Defense: He claims that he did not violate his conditional pardon since he has not been convicted
by final judgment of the twenty (20) counts of estafa and contends that he was not given an
opportunity to be heard before he was arrested and recommitted to prison.

ISSUE: W/N conviction of a crime by final judgment of a court is necessary before the petitioner can be
validly rearrested and recommitted for violation of the terms of his conditional pardon and accordingly to
serve the balance of his original sentence? NO!

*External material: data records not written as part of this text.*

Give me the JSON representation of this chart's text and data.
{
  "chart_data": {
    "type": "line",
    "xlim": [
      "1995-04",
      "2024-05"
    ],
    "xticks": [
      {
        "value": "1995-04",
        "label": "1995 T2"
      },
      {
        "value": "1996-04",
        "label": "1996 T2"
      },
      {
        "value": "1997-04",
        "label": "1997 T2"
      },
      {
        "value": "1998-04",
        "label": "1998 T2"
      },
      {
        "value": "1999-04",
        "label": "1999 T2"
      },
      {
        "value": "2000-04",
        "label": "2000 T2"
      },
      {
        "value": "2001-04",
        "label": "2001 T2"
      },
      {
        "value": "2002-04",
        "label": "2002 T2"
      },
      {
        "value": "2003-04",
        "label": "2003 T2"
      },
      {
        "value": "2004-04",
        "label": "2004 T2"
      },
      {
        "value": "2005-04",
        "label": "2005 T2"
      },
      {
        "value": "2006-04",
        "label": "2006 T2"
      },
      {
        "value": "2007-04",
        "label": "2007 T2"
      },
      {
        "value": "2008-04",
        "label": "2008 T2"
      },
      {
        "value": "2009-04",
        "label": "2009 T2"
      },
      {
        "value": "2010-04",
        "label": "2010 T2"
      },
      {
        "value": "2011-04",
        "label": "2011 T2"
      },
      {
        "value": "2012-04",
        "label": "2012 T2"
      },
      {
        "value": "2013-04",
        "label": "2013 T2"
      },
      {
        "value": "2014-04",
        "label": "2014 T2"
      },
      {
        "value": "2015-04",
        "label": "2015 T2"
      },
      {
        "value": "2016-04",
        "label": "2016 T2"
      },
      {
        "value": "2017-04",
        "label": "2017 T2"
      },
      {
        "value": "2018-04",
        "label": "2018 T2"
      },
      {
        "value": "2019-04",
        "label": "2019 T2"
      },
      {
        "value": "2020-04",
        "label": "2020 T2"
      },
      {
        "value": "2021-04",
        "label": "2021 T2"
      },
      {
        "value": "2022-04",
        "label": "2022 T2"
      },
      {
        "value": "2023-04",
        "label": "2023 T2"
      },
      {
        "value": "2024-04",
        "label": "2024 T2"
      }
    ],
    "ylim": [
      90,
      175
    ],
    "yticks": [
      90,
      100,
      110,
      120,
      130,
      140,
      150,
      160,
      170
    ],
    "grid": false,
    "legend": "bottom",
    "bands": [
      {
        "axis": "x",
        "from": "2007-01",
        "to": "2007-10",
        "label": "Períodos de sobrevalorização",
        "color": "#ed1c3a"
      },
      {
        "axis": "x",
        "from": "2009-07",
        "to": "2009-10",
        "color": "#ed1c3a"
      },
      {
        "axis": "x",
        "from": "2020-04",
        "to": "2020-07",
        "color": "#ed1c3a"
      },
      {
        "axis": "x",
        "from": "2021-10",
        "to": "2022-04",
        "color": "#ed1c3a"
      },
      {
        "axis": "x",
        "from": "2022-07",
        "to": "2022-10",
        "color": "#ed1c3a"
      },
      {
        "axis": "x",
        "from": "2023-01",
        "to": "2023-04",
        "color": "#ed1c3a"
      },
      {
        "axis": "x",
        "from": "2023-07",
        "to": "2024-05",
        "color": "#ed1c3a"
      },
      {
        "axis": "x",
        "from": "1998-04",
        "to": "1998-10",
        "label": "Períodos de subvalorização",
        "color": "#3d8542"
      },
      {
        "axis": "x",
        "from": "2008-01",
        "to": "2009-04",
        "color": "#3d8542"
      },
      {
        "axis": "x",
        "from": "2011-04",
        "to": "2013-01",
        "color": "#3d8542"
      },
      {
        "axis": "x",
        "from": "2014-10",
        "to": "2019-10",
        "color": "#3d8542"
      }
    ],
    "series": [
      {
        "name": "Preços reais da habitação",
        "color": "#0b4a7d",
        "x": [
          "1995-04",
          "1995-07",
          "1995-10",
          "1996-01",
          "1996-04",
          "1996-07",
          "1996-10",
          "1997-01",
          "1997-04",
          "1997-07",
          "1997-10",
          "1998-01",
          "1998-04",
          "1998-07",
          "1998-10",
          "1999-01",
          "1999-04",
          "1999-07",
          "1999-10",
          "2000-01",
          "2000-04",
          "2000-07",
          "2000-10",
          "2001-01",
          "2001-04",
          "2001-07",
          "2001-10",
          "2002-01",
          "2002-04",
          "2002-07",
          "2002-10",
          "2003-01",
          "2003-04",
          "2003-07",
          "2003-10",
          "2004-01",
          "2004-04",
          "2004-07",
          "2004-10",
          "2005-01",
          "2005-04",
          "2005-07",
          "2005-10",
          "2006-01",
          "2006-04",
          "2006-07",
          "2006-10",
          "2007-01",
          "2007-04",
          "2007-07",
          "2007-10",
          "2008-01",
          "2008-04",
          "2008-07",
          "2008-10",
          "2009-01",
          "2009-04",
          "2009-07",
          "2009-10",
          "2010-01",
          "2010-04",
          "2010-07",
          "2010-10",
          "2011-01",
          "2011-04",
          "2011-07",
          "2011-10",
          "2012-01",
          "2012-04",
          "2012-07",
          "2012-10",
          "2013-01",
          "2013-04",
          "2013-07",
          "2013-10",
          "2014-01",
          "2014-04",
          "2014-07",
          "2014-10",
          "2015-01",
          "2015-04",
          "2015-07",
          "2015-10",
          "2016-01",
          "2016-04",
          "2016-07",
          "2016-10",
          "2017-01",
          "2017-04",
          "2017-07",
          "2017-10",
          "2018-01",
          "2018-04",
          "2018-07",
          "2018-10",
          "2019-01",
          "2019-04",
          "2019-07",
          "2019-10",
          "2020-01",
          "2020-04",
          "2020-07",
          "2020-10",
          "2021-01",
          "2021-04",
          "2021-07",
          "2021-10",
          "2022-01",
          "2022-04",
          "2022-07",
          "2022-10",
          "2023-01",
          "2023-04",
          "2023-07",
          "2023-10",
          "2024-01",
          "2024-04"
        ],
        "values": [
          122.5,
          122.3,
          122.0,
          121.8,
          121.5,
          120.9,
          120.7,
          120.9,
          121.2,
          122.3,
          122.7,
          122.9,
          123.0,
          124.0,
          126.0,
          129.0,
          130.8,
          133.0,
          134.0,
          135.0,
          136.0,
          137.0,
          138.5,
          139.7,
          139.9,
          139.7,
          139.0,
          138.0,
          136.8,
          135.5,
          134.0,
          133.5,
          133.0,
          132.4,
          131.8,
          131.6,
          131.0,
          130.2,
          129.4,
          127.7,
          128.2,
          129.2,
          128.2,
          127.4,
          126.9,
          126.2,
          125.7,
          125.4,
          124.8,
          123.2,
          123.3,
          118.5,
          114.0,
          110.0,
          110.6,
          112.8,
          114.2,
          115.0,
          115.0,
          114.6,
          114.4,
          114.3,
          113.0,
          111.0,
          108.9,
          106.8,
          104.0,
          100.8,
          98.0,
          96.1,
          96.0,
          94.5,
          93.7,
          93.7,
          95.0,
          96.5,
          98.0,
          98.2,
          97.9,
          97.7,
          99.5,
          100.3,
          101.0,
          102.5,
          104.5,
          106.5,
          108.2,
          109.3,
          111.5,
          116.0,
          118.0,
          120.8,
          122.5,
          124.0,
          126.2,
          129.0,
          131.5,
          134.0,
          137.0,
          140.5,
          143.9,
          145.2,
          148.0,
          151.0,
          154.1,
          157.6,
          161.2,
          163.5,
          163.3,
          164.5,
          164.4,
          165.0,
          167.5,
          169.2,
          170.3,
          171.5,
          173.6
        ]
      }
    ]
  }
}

Due process is not necessarily judicial. The appellee had had his day in court and been afforded
the opportunity to defend himself during his trial for the crime. When he was conditionally
pardoned it was a generous exercise by the Chief Executive of his constitutional prerogative. The
acceptance thereof by the convict or prisoner carrie[d] with it the authority or power of the
Executive to determine whether a condition or conditions of the pardon has or have been violated.
To no other department of the Government [has] such power been intrusted.
The grant of pardon and the determination of the terms and conditions of a conditional
pardon are purely executive acts which are not subject to judicial scrutiny.
The determination of the occurrence of a breach of a condition of a pardon, and the proper
consequences of such breach, may be either a purely executive act, not subject to judicial scrutiny
under Section 64 (i) of the Revised Administrative Code; or it may be a judicial act consisting of
trial for and conviction of violation of a conditional pardon under Article 159 of the Revised Penal
It may be emphasized that what is involved in the instant case is not the prosecution of the
parolee for a subsequent offense in the regular course of administration of the criminal law. What
is involved is rather the ascertainment of whether the convict has breached his undertaking

DISPOSITION: WHEREFORE, this Petition is hereby DISMISSED. No pronouncement as to costs.

Sec 64(i) of RAC 1917: To grant to convicted persons reprieves or pardons, either plenary or partial,
conditional, or unconditional; to suspend sentences without pardon, remit fines, and order the discharge of any
convicted person upon parole, subject to such conditions as he may impose; and to authorize the arrest and
re-incarceration of any such person who, in his judgment, shall fail to comply with the condition, or conditions,
of his pardon, parole, or suspension of sentence.